Myocardial infarction (MI) is a leading cause of mortality worldwide, contributing significantly to long-term cardiac dysfunction and heart failure. Effective therapeutic strategies are urgently needed to mitigate the extensive damage caused by MI and subsequent ischemia-reperfusion (I/R) injury. This study investigates the role of the Chemokine receptor 2 (CCR2) in regulating NLRP3-dependent cardiomyocyte pyroptosis following myocardial ischemia-reperfusion (MIR), elucidating its molecular mechanisms. A myocardial ischemia-reperfusion model was established using 124 Sprague-Dawley rats by ligating the left coronary artery, inducing 30 min of ischemia. Following ischemia, RS504393, a selective CCR2 antagonist, was administered intraperitoneally one hour after reperfusion. To further explore the underlying mechanisms, the NF-κB pathway agonist Phorbol 12-myristate 13-acetate (PMA) was administered 1 h post-MIR. The results showed a marked increase in CCR2 expression in the heart, peaking on the first day of reperfusion. Treatment with RS504393 significantly improved short-term cardiac function and reduced myocardial infarction size, decreased myocardial pyroptosis and suppressed the expression of NLRP3, GSDMD, Caspase-1, IL-1β, and IL-18 through inhibition of the NF-κB signaling pathway. This effect was reversed with the administration of PMA. In summary, the inhibition of CCR2 shows potential in mitigating myocardial injury following MIR by modulating the NF-κB signaling pathway. These findings highlight CCR2 as a promising therapeutic target for myocardial ischemia-reperfusion injury.
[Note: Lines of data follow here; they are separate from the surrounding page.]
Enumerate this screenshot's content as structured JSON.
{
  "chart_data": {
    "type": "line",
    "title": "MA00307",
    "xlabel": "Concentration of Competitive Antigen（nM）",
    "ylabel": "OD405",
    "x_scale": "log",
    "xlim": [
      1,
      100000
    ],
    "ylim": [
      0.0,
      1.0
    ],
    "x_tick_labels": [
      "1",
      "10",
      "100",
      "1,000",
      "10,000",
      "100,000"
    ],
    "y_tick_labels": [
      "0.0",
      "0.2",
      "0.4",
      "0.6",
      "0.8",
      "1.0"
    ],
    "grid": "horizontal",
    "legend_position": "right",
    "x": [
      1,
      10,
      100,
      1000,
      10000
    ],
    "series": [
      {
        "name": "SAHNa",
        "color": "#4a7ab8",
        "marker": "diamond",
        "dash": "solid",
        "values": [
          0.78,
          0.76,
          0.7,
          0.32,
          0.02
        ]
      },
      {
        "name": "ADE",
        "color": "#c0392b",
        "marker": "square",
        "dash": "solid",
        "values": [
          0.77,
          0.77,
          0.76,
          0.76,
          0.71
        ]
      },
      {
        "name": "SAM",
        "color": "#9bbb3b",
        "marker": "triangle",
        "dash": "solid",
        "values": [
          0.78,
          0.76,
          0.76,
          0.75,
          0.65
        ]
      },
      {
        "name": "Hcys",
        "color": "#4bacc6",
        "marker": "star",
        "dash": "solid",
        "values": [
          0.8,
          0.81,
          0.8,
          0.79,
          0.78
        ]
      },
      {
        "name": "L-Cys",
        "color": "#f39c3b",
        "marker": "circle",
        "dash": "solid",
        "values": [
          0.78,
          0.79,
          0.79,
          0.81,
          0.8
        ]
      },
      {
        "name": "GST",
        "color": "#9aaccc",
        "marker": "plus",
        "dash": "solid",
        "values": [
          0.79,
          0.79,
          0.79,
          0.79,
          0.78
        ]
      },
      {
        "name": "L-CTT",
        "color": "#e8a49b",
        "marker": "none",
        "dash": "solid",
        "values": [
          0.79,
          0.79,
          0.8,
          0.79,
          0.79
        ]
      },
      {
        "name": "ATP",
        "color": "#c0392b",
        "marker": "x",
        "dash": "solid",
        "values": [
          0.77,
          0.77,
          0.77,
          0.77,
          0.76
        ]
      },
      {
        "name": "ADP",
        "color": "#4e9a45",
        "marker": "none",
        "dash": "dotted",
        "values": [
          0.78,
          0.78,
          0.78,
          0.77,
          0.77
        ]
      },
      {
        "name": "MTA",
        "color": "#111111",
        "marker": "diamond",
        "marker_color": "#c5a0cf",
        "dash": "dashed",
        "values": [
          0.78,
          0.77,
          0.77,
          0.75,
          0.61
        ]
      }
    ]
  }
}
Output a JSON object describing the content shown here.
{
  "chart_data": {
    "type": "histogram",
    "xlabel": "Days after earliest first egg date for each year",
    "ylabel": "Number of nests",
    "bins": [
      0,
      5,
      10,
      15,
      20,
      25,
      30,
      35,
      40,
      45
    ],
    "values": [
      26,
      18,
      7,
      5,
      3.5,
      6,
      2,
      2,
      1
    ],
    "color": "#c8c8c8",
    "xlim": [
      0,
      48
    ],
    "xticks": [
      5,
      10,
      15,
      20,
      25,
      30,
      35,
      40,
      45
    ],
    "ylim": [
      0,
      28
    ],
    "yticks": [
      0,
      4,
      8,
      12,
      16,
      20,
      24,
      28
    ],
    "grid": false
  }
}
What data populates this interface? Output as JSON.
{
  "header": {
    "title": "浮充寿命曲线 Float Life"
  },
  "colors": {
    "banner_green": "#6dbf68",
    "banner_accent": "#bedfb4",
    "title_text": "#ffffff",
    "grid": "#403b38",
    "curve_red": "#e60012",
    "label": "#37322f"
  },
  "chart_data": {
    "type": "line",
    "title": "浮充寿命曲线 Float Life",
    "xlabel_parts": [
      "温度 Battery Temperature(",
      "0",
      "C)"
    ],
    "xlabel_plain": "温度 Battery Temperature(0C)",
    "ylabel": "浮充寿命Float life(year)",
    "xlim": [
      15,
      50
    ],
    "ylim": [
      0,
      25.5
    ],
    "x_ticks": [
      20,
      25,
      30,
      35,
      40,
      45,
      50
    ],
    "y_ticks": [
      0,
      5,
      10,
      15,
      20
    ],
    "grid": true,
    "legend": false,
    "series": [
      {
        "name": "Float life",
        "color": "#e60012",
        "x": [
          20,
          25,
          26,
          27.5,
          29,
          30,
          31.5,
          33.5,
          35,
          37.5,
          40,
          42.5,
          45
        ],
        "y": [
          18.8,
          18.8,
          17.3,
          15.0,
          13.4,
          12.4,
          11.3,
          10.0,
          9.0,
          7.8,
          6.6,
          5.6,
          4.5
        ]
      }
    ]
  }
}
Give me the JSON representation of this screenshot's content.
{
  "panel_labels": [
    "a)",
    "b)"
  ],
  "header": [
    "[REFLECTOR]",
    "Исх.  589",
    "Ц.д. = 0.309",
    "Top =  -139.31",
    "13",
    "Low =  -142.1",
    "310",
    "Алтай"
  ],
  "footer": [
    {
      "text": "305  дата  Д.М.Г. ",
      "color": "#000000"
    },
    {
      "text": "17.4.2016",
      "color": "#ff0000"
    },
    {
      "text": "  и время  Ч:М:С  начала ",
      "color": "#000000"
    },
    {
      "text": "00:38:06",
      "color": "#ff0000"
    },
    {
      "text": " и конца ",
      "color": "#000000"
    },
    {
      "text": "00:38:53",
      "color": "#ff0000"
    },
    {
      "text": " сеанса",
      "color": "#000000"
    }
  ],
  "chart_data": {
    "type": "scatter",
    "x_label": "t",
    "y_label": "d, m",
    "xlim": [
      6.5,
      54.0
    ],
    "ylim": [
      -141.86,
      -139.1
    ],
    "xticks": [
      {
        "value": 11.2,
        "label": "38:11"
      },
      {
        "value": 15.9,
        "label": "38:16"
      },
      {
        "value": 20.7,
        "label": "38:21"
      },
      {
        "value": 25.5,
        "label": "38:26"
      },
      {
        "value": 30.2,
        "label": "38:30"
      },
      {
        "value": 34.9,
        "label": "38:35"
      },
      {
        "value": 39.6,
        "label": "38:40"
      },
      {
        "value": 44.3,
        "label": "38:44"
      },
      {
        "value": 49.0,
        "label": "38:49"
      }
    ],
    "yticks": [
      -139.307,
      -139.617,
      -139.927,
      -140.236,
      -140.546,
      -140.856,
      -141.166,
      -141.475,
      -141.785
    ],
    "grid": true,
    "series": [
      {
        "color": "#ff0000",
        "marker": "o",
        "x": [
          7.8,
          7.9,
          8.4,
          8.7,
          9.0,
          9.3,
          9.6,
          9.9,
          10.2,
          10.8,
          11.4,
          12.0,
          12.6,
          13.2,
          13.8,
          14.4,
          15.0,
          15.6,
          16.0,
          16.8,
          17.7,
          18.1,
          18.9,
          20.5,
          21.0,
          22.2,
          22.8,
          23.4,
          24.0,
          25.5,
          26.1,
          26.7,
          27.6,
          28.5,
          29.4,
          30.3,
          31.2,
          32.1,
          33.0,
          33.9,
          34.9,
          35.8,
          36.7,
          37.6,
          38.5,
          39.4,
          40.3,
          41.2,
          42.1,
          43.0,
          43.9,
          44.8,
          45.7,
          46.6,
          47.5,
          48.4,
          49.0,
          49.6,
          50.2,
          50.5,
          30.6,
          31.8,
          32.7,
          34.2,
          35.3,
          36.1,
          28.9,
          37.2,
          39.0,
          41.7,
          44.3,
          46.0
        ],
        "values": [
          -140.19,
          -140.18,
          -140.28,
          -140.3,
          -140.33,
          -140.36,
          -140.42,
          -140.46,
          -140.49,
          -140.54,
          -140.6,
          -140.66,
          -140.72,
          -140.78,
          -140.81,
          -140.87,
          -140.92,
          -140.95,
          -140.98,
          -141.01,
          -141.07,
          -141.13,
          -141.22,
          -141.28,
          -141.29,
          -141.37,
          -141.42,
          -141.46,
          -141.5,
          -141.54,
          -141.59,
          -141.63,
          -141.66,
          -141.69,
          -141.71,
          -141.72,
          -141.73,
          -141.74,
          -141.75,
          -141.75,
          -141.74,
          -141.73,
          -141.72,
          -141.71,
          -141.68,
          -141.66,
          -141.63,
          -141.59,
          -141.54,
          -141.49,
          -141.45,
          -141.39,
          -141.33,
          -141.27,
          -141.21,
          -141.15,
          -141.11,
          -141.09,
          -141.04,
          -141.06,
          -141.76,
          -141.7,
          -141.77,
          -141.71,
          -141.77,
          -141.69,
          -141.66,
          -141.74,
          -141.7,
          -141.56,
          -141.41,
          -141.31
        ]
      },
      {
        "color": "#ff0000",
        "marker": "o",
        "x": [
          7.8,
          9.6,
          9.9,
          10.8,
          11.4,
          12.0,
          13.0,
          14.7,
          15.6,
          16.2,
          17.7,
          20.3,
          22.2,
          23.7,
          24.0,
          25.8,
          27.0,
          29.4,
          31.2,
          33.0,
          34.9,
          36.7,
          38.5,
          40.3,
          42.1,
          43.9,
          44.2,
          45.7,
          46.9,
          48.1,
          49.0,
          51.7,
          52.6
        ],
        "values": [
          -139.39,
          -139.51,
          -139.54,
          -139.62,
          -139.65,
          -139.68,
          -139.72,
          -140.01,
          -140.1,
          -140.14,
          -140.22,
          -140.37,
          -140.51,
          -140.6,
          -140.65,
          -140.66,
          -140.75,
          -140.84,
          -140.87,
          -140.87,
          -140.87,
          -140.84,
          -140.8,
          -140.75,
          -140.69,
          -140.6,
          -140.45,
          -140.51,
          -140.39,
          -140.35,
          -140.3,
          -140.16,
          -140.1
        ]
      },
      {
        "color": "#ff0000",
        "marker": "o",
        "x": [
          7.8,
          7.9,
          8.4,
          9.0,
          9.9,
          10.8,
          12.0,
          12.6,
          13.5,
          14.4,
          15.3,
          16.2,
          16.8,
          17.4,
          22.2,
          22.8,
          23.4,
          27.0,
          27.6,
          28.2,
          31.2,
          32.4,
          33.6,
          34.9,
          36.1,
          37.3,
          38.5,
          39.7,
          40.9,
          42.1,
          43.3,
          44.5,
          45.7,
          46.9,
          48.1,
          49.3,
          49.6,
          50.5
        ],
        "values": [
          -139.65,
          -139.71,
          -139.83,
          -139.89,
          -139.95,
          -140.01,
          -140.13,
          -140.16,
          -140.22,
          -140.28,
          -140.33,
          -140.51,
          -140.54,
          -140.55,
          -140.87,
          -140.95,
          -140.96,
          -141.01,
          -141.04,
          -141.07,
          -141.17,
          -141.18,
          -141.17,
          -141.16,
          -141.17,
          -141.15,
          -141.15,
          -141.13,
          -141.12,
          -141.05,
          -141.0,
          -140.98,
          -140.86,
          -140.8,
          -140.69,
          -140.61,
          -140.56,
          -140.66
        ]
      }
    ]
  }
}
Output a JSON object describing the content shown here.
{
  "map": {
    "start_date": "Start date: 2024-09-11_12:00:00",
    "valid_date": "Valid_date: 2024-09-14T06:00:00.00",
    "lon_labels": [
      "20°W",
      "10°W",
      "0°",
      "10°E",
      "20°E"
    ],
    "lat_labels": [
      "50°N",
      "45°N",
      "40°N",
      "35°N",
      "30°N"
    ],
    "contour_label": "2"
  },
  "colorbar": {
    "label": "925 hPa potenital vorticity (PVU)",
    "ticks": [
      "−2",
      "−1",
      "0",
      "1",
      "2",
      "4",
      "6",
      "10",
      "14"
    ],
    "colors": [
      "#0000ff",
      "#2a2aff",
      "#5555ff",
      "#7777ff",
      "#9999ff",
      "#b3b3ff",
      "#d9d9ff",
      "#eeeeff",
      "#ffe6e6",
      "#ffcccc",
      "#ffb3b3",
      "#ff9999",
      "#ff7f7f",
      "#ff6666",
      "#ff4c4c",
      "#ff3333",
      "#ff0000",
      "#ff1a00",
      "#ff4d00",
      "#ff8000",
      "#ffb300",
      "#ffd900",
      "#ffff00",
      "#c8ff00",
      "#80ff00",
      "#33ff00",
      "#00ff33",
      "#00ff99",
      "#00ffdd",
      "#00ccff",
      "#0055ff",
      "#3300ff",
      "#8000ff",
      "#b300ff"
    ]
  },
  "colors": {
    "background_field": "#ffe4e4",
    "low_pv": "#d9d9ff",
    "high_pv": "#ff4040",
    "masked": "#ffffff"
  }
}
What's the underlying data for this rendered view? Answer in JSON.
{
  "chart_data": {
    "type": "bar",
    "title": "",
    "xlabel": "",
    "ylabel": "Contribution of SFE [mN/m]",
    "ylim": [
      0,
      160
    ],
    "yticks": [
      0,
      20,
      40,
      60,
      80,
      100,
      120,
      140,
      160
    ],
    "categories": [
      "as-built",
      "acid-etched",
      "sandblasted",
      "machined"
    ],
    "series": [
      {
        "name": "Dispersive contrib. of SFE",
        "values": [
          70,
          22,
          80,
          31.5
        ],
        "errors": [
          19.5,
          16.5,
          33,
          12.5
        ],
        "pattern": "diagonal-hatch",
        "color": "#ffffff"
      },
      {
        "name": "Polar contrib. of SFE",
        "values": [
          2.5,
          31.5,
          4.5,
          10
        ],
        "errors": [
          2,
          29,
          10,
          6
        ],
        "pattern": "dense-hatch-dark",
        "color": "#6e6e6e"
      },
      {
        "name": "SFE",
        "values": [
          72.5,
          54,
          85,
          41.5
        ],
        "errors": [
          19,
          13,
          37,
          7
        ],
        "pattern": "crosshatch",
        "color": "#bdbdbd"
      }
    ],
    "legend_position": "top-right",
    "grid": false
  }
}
心肌梗死(MI)是全球范围内导致死亡的主要原因,对长期心脏功能障碍和心力衰竭有重大影响。迫切需要有效的治疗策略来减轻MI及随后的缺血再灌注(I/R)损伤所造成的广泛损害。本研究调查趋化因子受体2(CCR2)在心肌缺血再灌注(MIR)后调节NLRP3依赖性心肌细胞焦亡中的作用,并阐明其分子机制。使用124只Sprague-Dawley大鼠通过结扎左冠状动脉建立心肌缺血再灌注模型,诱导30分钟的缺血。缺血后,在再灌注1小时后腹腔注射选择性CCR2拮抗剂RS504393。为了进一步探究潜在机制,在MIR后1小时给予NF-κB途径激动剂佛波醇12-肉豆蔻酸酯13-乙酸酯(PMA)。结果显示心脏中CCR2表达显著增加,在再灌注第一天达到峰值。RS504393治疗显著改善短期心脏功能并减小心肌梗死面积,减少心肌焦亡并通过抑制NF-κB信号通路抑制NLRP3、GSDMD、半胱天冬酶-1、白细胞介素-1β和白细胞介素-18的表达。给予PMA可逆转这种作用。总之,抑制CCR2通过调节NF-κB信号通路在减轻MIR后的心肌损伤方面显示出潜力。这些发现突出了CCR2作为心肌缺血再灌注损伤的一个有前景的治疗靶点。